Balancing the haves with the have-nots

Two long-term national studies funded by the Department for Education and Skills (DFES) and managed by the British Educational Communications and Technology Agency (Becta), Impact2 and Pathfinders, as well as the DFES's own report, Young People and ICT, have gathered data on ownership of computers and access to online services outside school (see reports at www.becta.orgresearch). They paint a similar picture; home ownership of computers is high and rising - over 60 per cent for key stage 2 pupils, nearly 90 per cent for key stage 4 pupils. About two-thirds of both groups have internet access.

However, not all schools monitor home ownership or take much account of it in curriculum planning. So why are all the researchers so keen on it? The ScreenPlay project, led by Rosamund Sutherland at Bristol, was one of the first to show that children of all ages also take their computer use seriously. Children and parents believe computer use is important for success at school and home use is not all gaming and word processing. They use the internet as a resource to help with homework; BBC and Channel 4 revision sites are popular. Nearly 7 out of 10 key stage 4 pupils have created web pages. Perhaps most importantly, pupils spend three to five times as long using computers out of school as they do in it.

For schools this can be a blessing and a curse. The Home-School Links report (again, see www.becta.org.uk) shows how some schools are already making use of email and websites to communicate more effectively with parents and pupils at home. The full-blown model, with a web-based "learning environment" on which students continue working at home as they would in school, is far from mainstream. But even without that sophistication children can be encouraged to use home technology for learning. Indeed, the relatively short time an individual gets to use a computer in school makes this essential for things like ICT projects. But this raises the question of equity, where some pupils do not have home access.

Even three years ago levels of home access were lower and schools could not hope to make up the gap between the haves and the have-nots. Now the situation has changed and in many schools, especially by key stage 4, the small numbers with no home access can be helped with extra time on computers at school outside class time. In some cases, it may even be possible to arrange the loan of a laptop for short periods.

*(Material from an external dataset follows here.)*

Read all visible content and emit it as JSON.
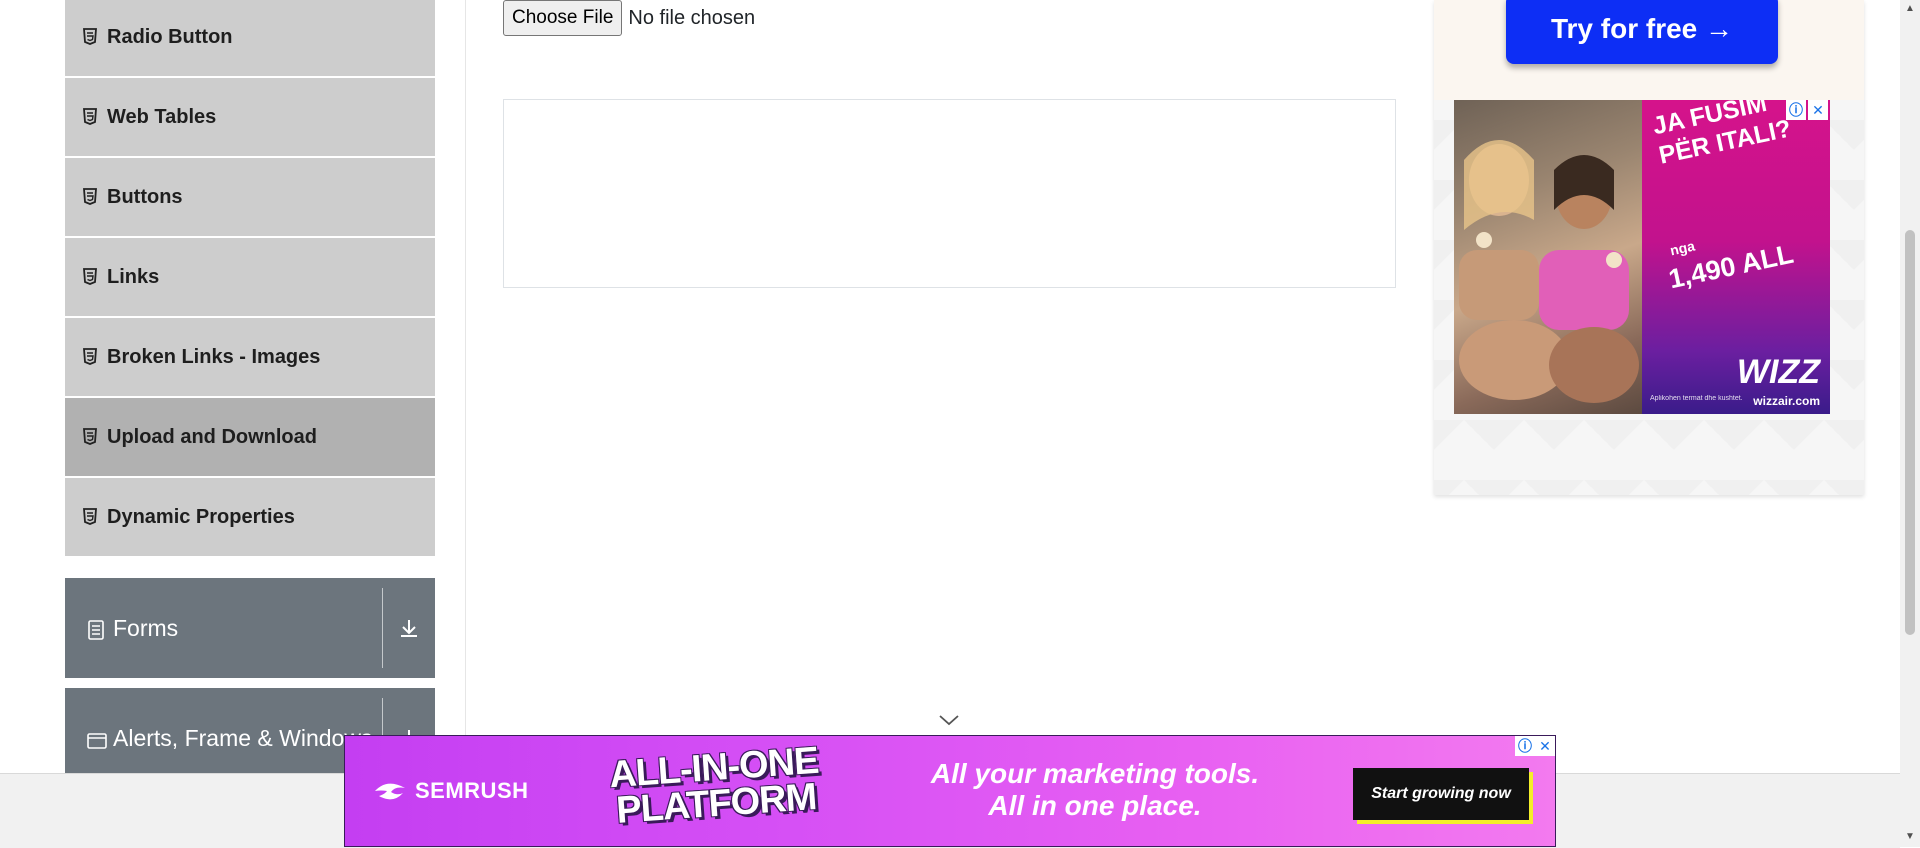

The high levels of home access to ICT can have other, less positive consequences. Pupils who are used to using a computer as and when appropriate, with reliable online services, may be scathing of the school's facilities. Even more worrying than the possible de-motivation, are the consequences for school performance. Convincing research from the US indicates ICT-literate students tend to under-perform in tests. The reasons for this are unclear; the tests involve writing and it could be the difference between writing electronically and on paper with a pen that causes the problem. Regardless, it should sound an alarm for the school system. An awareness of the tensions that arise for pupils because of access to ICT at home and school might help pupils and teachers alike.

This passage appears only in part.